Xerox – Using ‘Big Data’ to Innovate
‘Big Data’ is not just about the collection of random data but also about the organic creation of more data.  The CTO at Xerox, Ms. Sophie Vandebroek, taps on ‘Big Data’ for innovation by treating its workforce as data points and deliberately mixing and matching unlikely pairs of experts to see what can happen. Xerox believes that innovation evolves when experts from different fields of study can look inward at a problem and lend a relevant suggestion.
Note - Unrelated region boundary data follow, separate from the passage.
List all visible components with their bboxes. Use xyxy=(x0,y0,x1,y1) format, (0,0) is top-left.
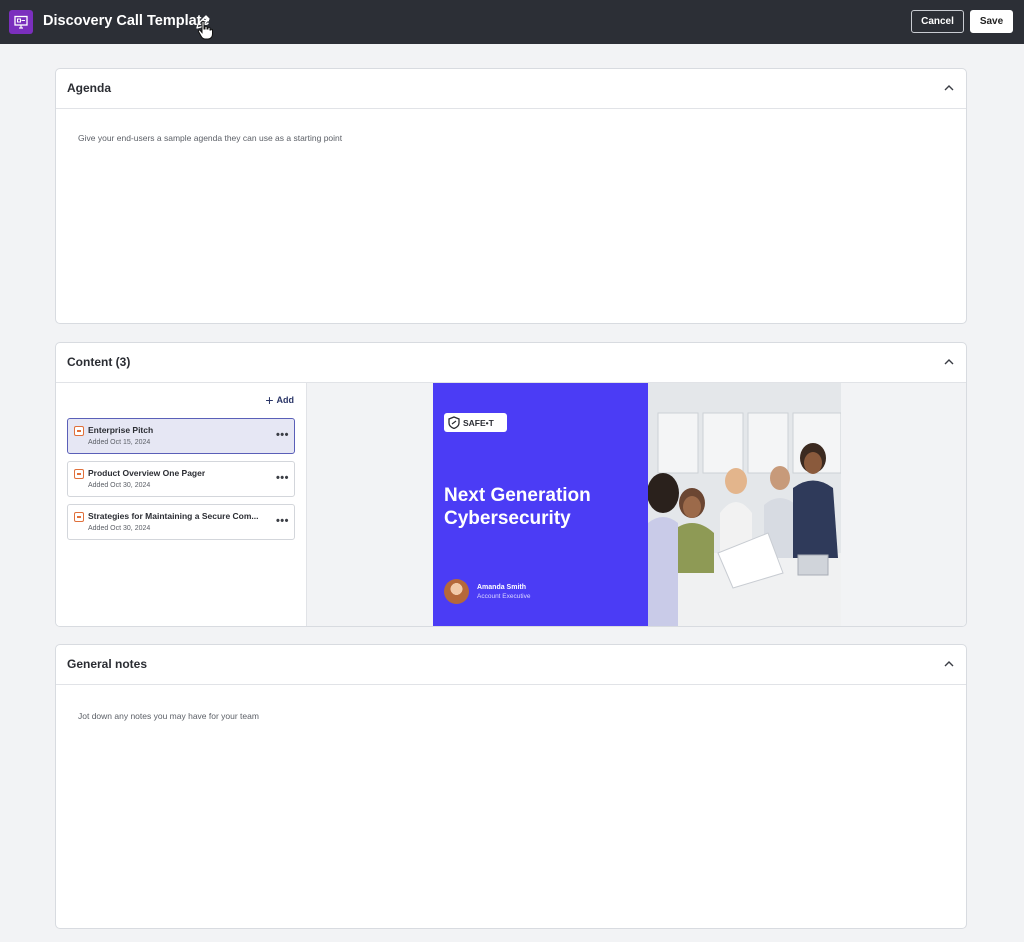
chevron-up-icon[interactable] xyxy=(943,82,955,94)
content-item-name: Product Overview One Pager xyxy=(88,468,206,478)
chevron-up-icon[interactable] xyxy=(943,356,955,368)
agenda-input[interactable]: Give your end-users a sample agenda they… xyxy=(78,133,342,143)
content-item-date: Added Oct 30, 2024 xyxy=(88,525,151,532)
notes-title: General notes xyxy=(67,657,148,671)
content-header[interactable]: Content (3) xyxy=(56,343,966,383)
content-list: + Add Enterprise Pitch Added Oct 15, 202… xyxy=(56,383,307,626)
presenter: Amanda Smith Account Executive xyxy=(444,579,530,604)
add-content-button[interactable]: + Add xyxy=(265,391,295,408)
chevron-up-icon[interactable] xyxy=(943,658,955,670)
content-item[interactable]: Enterprise Pitch Added Oct 15, 2024 ••• xyxy=(67,418,295,454)
avatar xyxy=(444,579,469,604)
template-title: Discovery Call Template xyxy=(43,13,210,29)
notes-panel: General notes Jot down any notes you may… xyxy=(55,644,967,929)
team-photo xyxy=(648,383,841,626)
cancel-button[interactable]: Cancel xyxy=(911,10,964,33)
notes-input[interactable]: Jot down any notes you may have for your… xyxy=(78,711,259,721)
presenter-name: Amanda Smith xyxy=(477,583,527,591)
agenda-header[interactable]: Agenda xyxy=(56,69,966,109)
more-icon[interactable]: ••• xyxy=(276,515,289,527)
more-icon[interactable]: ••• xyxy=(276,429,289,441)
slide-headline: Next Generation Cybersecurity xyxy=(444,485,591,529)
content-item-name: Strategies for Maintaining a Secure Com.… xyxy=(88,511,259,521)
content-item[interactable]: Product Overview One Pager Added Oct 30,… xyxy=(67,461,295,497)
hand-cursor-icon xyxy=(196,20,214,40)
content-title: Content (3) xyxy=(67,355,131,369)
slide-title-panel: SAFE•T Next Generation Cybersecurity Ama… xyxy=(433,383,648,626)
safe-t-logo: SAFE•T xyxy=(444,413,507,432)
slide-preview[interactable]: SAFE•T Next Generation Cybersecurity Ama… xyxy=(433,383,841,626)
content-preview: SAFE•T Next Generation Cybersecurity Ama… xyxy=(307,383,966,626)
agenda-panel: Agenda Give your end-users a sample agen… xyxy=(55,68,967,324)
presentation-icon xyxy=(9,10,33,34)
notes-header[interactable]: General notes xyxy=(56,645,966,685)
top-bar: Discovery Call Template Cancel Save xyxy=(0,0,1024,44)
content-panel: Content (3) + Add Enterprise Pitch Added… xyxy=(55,342,967,627)
content-item-date: Added Oct 30, 2024 xyxy=(88,482,151,489)
presentation-file-icon xyxy=(74,469,84,479)
more-icon[interactable]: ••• xyxy=(276,472,289,484)
content-item-name: Enterprise Pitch xyxy=(88,425,154,435)
plus-icon: + xyxy=(265,391,274,408)
presentation-file-icon xyxy=(74,512,84,522)
logo-text: SAFE•T xyxy=(463,417,494,428)
save-button[interactable]: Save xyxy=(970,10,1013,33)
add-label: Add xyxy=(276,395,295,405)
presentation-file-icon xyxy=(74,426,84,436)
content-item-date: Added Oct 15, 2024 xyxy=(88,439,151,446)
agenda-title: Agenda xyxy=(67,81,112,95)
shield-icon xyxy=(448,416,460,429)
content-item[interactable]: Strategies for Maintaining a Secure Com.… xyxy=(67,504,295,540)
presenter-role: Account Executive xyxy=(477,592,531,600)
However, hitting a home run is analogous to winning a lottery ticket. For this reason, Xerox and other companies like Shell International with their “Game Changer” program encourage their participants to be critical from the out start and seek the fastest routes to failure before committing to a new idea.

In Summary
‘Big Data’ offers so many options for companies that without a clear set of objectives CEOs could run up huge losses from negative investment returns. Similar to chasing the end of a rainbow, ‘Big Data’ can become elusive, misleading, and overwhelming. One distinction that became clear from the EmTech 2012 conference was the growing importance of the Industrial Internet where machines communicate with other machines. Although the social data is useful for understanding markets and spotting new trends, industrial data is by far the platform-of-choice for what soon will become the ‘BIGGER DATA’.